First we fit MC-MDI on a patch where we want to estimate FODs.
mcmdi_csd_mod = mcdmi_fit_hcp.return_spherical_harmonics_fod_model()
from IPython.display import Image
mcmdi_csd_mod.visualize_model_setup(view=False, cleanup=False)
Image('Model Setup.png')
mcmdi_csd_fit = mcmdi_csd_mod.fit(scheme_hcp, data_hcp)
Parallel processing turned off for tournier07 optimizer because it does not improve fitting speed. Setup Tournier07 FOD optimizer in 0.00595593452454 seconds Fitting of 8181 voxels complete in 35.2952799797 seconds.

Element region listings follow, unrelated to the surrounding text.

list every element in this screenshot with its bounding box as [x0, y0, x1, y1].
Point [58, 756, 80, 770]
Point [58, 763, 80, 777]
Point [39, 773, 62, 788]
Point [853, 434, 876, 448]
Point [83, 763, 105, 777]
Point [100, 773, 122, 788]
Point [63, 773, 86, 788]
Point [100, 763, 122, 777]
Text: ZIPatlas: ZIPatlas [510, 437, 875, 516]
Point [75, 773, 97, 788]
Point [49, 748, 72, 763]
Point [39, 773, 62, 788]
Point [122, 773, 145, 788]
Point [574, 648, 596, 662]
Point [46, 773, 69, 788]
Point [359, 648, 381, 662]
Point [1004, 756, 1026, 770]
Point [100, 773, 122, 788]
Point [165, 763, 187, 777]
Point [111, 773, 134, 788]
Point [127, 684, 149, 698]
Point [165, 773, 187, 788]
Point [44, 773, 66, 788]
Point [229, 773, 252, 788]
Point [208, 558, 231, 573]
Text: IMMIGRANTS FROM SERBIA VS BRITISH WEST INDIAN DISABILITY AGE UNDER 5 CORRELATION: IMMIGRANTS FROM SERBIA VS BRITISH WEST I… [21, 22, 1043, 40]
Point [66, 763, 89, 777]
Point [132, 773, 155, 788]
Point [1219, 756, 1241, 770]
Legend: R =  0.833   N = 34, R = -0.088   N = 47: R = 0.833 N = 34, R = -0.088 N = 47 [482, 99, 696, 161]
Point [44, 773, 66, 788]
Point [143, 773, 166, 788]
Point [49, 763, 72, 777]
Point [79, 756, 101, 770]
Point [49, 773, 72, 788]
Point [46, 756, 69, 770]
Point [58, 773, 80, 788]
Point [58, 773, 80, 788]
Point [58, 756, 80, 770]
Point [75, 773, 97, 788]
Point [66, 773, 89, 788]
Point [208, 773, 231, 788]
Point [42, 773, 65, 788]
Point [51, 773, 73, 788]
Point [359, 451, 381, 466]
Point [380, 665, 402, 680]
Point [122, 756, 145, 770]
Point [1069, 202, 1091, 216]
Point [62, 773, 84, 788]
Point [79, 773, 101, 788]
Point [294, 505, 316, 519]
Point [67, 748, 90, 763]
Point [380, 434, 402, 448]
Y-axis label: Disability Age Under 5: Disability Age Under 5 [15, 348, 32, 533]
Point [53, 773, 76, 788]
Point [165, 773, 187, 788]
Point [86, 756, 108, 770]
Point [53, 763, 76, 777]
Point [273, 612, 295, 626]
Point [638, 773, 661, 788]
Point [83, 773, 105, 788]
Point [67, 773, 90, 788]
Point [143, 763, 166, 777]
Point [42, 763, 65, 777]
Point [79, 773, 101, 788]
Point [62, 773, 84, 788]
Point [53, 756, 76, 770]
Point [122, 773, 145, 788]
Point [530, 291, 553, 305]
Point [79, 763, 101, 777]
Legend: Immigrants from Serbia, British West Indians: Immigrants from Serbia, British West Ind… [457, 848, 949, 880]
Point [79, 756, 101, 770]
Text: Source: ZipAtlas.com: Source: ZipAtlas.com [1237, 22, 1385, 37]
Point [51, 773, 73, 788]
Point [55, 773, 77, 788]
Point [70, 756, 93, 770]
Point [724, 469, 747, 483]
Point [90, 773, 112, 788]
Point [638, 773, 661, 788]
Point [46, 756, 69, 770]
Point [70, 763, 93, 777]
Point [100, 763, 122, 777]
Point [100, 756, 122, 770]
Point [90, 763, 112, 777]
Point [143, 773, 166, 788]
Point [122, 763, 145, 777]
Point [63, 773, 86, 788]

Average of 0.00431429898297 seconds per voxel.
from dipy.data import get_sphere
from dipy.viz.actor import slicer
sphere = get_sphere(name='symmetric724').subdivide()
fods = mcmdi_csd_fit.fod(sphere.vertices)[70:90,: , 70:90]
import numpy as np
affine = np.eye(4)
affine[0,3] = -10
affine[1,3] = -10
volume_res = mcmdi_csd_fit.fitted_parameters['partial_volume_0'][70:90,: , 70:90]
volume_im = slicer(volume_res[:, 0, :, None], interpolation='nearest', affine=affine, opacity=0.7)
/user/rfick/home/anaconda2/lib/python2.7/site-packages/vtk/util/numpy_support.py:134: FutureWarning: Conversion of the second argument of issubdtype from `complex` to `np.complexfloating` is deprecated. In future, it will be treated as `np.complex128 == np.dtype(complex).type`. assert not numpy.issubdtype(z.dtype, complex), \
from dipy.viz import fvtk
ren = fvtk.ren()
fod_spheres = fvtk.sphere_funcs(fods, sphere, scale=1., norm=False)
fod_spheres.RotateX(90)
fod_spheres.RotateZ(180)
fod_spheres.RotateY(180)
fvtk.add(ren, fod_spheres)
fvtk.add(ren, volume_im)
fvtk.record(ren=ren, size=[700, 700])
import matplotlib.image as mpimg
img = mpimg.imread('dipy.png')
plt.figure(figsize=[10, 10])
plt.imshow(img[100:-97, 100:-85])
plt.title('MC-MDI Watson FODs intra-axonal fraction background', fontsize=20)
plt.axis('off');
It is also possible to calculate the Mean Squared Error (MSE) and the $R^2$ coefficient of determination.
In MSE, the lower the better, while $R^2$ ranges between 0 and 1, with 1 being a perfect model fit.
mse = mcdmi_fit_hcp.mean_squared_error(data_hcp)
R2 = mcdmi_fit_hcp.R2_coefficient_of_determination(data_hcp)
fig, axs = plt.subplots(1, 2, figsize=[15, 15])
cf = axs[0].imshow(mse.squeeze().T, origin=True, vmax=1e-3, cmap='Greys_r')
fig.colorbar(cf, ax=axs[0], shrink=0.33)
axs[0].set_title('Mean Squared Error', fontsize=20)
axs[0].set_axis_off()
cf = axs[1].imshow(R2.squeeze().T, origin=True, vmin=.98, cmap='Greys_r')
fig.colorbar(cf, ax=axs[1], shrink=0.33)
axs[1].set_title('R2 - Coefficient of Determination', fontsize=20)
axs[1].set_axis_off();
/user/rfick/home/anaconda2/lib/python2.7/site-packages/dmipy-0.1.dev0-py2.7.egg/dmipy/core/fitted_modeling_framework.py:318: RuntimeWarning: invalid value encountered in divide
The MSE shows that the fitting error is very low overall, with only slightly higher errors in the CSF and much larger errors in the skull. The $R^2$ agree with the MSE results, having values very close to 1 overall, with lower values in the CSF and skull.